The sickle cell gene is passed from generation to generation in a pattern of inheritance called autosomal recessive inheritance. This means that both the mother and the father must pass on the defective form of the gene for a child to be affected.
If only one parent passes the sickle cell gene to the child, that child will have the sickle cell trait. With one normal hemoglobin gene and one defective form of the gene, people with the sickle cell trait make both normal hemoglobin and sickle cell hemoglobin. Their blood may contain some sickle cells, but they generally don't experience symptoms. However, they are carriers of the disease, which means they can pass the defective gene on to their children.
With each pregnancy, two people with sickle cell traits have:
- A 25 percent chance of having an unaffected child with normal hemoglobin
- A 50 percent chance of having a child who also is a carrier
- A 25 percent chance of having a child with sickle cell anemia
The risk of inheriting sickle cell anemia comes down to genetics. For a baby to be born with sickle cell anemia, both parents must carry a sickle cell gene.
The gene is more common in families that come from Africa, India, Mediterranean countries, Saudi Arabia, the Caribbean islands, and South and Central America. In the United States, it most commonly affects blacks.
Sickle cell anemia can lead to a host of complications, including:
- Stroke. A stroke can occur if sickle cells block blood flow to an area of your brain. Signs of stroke include seizures, weakness or numbness of your arms and legs, sudden speech difficulties, and loss of consciousness. If your baby or child has any of these signs and symptoms, seek medical treatment immediately. A stroke can be fatal.

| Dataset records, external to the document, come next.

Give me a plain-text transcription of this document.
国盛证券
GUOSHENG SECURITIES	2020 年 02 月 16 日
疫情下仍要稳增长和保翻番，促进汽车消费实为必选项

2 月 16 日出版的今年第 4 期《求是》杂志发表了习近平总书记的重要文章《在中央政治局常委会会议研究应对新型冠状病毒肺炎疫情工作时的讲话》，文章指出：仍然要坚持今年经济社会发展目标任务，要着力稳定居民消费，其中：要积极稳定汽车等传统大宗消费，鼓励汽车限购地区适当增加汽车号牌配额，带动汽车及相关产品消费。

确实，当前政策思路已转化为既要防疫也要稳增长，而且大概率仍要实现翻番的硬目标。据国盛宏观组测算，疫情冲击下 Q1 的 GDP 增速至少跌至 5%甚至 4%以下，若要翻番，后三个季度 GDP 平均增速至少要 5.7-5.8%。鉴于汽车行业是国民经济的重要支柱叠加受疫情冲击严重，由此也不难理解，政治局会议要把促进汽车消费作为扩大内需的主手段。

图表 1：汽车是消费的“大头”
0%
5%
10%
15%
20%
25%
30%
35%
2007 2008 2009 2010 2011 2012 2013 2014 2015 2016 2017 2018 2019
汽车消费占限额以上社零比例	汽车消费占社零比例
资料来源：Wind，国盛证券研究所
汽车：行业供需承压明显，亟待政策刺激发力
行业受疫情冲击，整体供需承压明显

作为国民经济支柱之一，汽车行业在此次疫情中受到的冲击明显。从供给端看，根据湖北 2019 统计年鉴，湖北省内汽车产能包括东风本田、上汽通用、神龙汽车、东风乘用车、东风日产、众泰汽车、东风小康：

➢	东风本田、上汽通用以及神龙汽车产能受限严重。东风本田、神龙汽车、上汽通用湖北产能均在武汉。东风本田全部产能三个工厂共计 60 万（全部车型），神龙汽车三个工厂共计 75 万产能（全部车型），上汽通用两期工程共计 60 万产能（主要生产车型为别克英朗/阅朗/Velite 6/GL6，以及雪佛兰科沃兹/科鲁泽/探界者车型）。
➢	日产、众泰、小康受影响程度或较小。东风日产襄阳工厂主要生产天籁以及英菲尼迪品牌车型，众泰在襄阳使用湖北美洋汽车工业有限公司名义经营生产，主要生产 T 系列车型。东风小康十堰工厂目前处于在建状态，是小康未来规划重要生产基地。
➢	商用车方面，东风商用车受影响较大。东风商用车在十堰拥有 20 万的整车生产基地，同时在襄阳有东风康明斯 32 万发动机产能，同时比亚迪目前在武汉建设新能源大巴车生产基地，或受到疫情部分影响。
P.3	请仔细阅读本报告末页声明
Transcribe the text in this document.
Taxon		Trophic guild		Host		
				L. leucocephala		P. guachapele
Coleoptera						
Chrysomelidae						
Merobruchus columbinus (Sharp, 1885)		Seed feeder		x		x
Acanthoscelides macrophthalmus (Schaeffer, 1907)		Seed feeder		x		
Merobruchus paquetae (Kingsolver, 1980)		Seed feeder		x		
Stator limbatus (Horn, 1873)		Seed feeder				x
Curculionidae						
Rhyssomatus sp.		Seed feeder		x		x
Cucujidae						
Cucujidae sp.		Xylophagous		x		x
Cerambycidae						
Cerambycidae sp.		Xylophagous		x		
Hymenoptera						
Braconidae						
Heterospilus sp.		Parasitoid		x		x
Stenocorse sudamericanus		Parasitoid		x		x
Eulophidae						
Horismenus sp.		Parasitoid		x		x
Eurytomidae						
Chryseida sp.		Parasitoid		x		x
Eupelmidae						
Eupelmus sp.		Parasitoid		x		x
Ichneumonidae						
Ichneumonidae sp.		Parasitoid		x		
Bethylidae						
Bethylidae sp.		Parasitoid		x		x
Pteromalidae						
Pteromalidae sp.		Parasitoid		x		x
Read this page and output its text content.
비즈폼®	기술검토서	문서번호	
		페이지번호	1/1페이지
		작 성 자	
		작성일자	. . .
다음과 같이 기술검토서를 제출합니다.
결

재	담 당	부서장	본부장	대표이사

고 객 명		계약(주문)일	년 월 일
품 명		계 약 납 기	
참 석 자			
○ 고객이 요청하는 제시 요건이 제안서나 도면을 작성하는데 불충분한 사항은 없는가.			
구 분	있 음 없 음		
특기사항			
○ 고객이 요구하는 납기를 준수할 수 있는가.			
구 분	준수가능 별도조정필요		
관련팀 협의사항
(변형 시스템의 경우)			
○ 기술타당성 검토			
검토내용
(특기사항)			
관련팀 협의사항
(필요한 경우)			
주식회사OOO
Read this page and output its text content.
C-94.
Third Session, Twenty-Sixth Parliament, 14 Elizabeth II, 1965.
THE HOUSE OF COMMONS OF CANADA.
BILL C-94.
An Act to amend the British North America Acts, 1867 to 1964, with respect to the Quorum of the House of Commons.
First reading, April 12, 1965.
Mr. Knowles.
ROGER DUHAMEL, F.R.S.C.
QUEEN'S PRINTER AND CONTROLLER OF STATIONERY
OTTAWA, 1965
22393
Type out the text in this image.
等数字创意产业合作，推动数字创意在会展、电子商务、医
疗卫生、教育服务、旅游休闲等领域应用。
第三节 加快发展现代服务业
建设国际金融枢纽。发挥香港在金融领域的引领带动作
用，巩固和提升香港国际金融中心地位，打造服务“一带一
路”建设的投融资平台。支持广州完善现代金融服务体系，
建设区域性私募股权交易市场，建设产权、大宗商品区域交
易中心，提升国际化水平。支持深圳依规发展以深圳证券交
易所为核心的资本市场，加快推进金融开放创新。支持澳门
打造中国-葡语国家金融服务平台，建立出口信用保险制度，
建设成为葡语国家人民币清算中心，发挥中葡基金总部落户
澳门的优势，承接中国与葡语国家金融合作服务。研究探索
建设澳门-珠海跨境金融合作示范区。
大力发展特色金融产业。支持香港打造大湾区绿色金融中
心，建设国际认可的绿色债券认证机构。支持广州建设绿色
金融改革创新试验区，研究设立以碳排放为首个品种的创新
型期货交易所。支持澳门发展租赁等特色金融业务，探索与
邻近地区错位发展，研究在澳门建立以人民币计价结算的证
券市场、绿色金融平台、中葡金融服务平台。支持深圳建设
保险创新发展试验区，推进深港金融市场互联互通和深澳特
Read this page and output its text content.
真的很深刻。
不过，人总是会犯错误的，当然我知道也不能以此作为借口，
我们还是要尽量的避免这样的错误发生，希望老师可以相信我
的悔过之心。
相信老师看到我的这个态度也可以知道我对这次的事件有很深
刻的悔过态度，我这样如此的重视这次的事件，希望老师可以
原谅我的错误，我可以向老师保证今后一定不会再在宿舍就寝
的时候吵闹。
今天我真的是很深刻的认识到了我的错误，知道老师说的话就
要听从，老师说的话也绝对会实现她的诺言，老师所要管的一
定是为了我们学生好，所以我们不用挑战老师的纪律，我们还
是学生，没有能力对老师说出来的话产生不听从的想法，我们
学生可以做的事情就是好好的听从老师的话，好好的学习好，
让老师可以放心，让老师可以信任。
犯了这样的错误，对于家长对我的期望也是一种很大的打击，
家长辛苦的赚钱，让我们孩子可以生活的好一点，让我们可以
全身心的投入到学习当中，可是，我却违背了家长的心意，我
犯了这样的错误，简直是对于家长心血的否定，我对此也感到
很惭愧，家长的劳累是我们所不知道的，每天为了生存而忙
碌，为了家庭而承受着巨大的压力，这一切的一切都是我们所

- Acute chest syndrome. This life-threatening complication of sickle cell anemia causes chest pain, fever and difficulty breathing. Acute chest syndrome can be caused by a lung infection or by sickle cells blocking blood vessels in your lungs. It may require emergency medical treatment with antibiotics and other treatments.
- Pulmonary hypertension. People with sickle cell anemia can also develop high blood pressure in their lungs (pulmonary hypertension). This complication usually affects adults rather than children. Shortness of breath and fatigue are common symptoms of this condition, which can be fatal.
- Organ damage. Sickle cells can block blood flow through blood vessels, immediately depriving an organ of blood and oxygen. In sickle cell anemia, blood is also chronically low on oxygen. Chronic deprivation of oxygen-rich blood can damage nerves and organs in your body, including your kidneys, liver and spleen. Organ damage can be fatal.
- Blindness. Tiny blood vessels that supply your eyes can get blocked by sickle cells. Over time, this can damage the portion of the eye that processes visual images (retina) and lead to blindness.
- Skin ulcers. Sickle cell anemia can cause open sores, called ulcers, on your legs.
- Gallstones. The breakdown of red blood cells produces a substance called bilirubin. A high level of bilirubin in your body can lead to gallstones.
- Priapism. Men with sickle cell anemia may experience painful, long-lasting erections, a condition called priapism. As occurs in other parts of the body, sickle cells can block the blood vessels in the penis. This can damage the penis and eventually lead to impotence.
If you carry the sickle cell trait, you may wish to see a genetic counselor before trying to conceive a child. A genetic counselor can help you understand your risk of having a child with sickle cell anemia. He or she can also explain possible treatments, preventive measures and reproductive options.